We booked a three day, two night tour of the salt flats with a company called Sandra Travels for 750BOB each (about £80) including food, accommodation, and national park entry. Although this was the going rate according to some other travellers we’d met in Sao Paulo, this company turned out to be a bit of a disaster (for reasons I’ll explain later) so I would absolutely not recommend going with Sandra Travels. Had we googled the company prior to booking we would have found plenty of other travellers also discouraging from choosing Sandra. However, oblivious to what was to come, we set off on our tour.
The first day of the trip was actually fairly well organised. There were 5 of us to a 7 person jeep and the stops we made were all really worthwhile, starting with the Train Cemetery just outside Uyuni.
The abandoned train depot was beautiful, although it was a slight shame that every tour running that day seemed to be stopping in exactly the same places simultaneously. From here we drove – almost in convoy with all the other jeeps – to the famous salt flats. The salt flats themselves did not disappoint.
They also provided a perfect backdrop to take a few cheesy group photos!
After this we drove for another few hours to get to the volcano, this was to be our lunch stop and was also where we were promised we would see some reflections from rainwater that had collected on the flats.
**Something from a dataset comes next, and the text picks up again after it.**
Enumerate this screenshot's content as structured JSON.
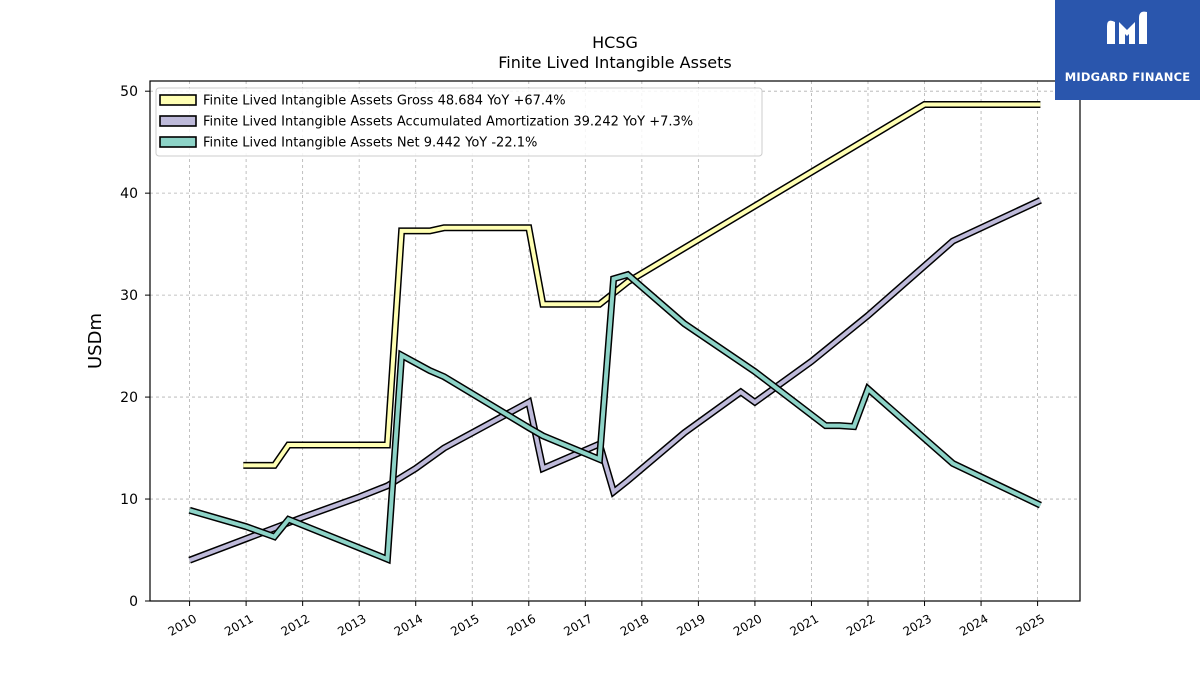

The lunch stop delivered on its promises of water and we managed to take some beautiful photos here.
We could also see quinoa growing on the farm where we stopped to eat.
However, as we went inside for lunch, things started to go downhill. By some bizarre twist of fate, we happened to be travelling with one vegan and two vegetarians. Although they had all informed the tour operator of their dietary requirements, it soon became clear that this information had not been passed along and no preparations had been made for them. As a result they spent the next three days eating unhealthily small portions of cucumber, tomato, raw cabbage and pasta.
The one upside to this, was that all the meat they had been cooked was shared between us four carnivores. This was extremely lucky because the portion sizes were ridiculously small even with the extra meat, so we can’t imagine how hungry we would have been otherwise.
As we had now collected two more people, we were now 7 to a jeep which was a ridiculously tight fit. Eventually however, we all squished in and headed to our final stop of the day, the bizarre Cactus Island.
We arrived at our night one accommodation to another quite spectacular sunset.
The hotel we were staying in was literally made out of salt. Even the floors were coated in it, which made for an interesting evening of brushing salt crystals off our beds and trying not to get salt on our feet every time we got up to go to the bathroom.
The next two days of the tour were slightly underwhelming. While we did get to see some truly beautiful locations (and a huge number of wild flamingos) we spent so much time squashed into the tiny jeep that the magic of the salt flats started to wear off. The constant stops for photo-op after photo-op weren’t exactly what we had been expecting. The photos we did get however, were quite lovely.
On our final day we woke up outrageously early (3.30am starts are not my friend) to see the geysers.
Made even better when we discovered we could see our shadows cast on the rising steam.
I’m not sure we needed to be up quite that early to appreciate them, though. While the tour definitely was not well run – and please, if you ever have the choice, make sure you steer clear of Sandra Travels – the experience itself was well worth it. I’m sure, had there been enough food and more space, we would have loved it.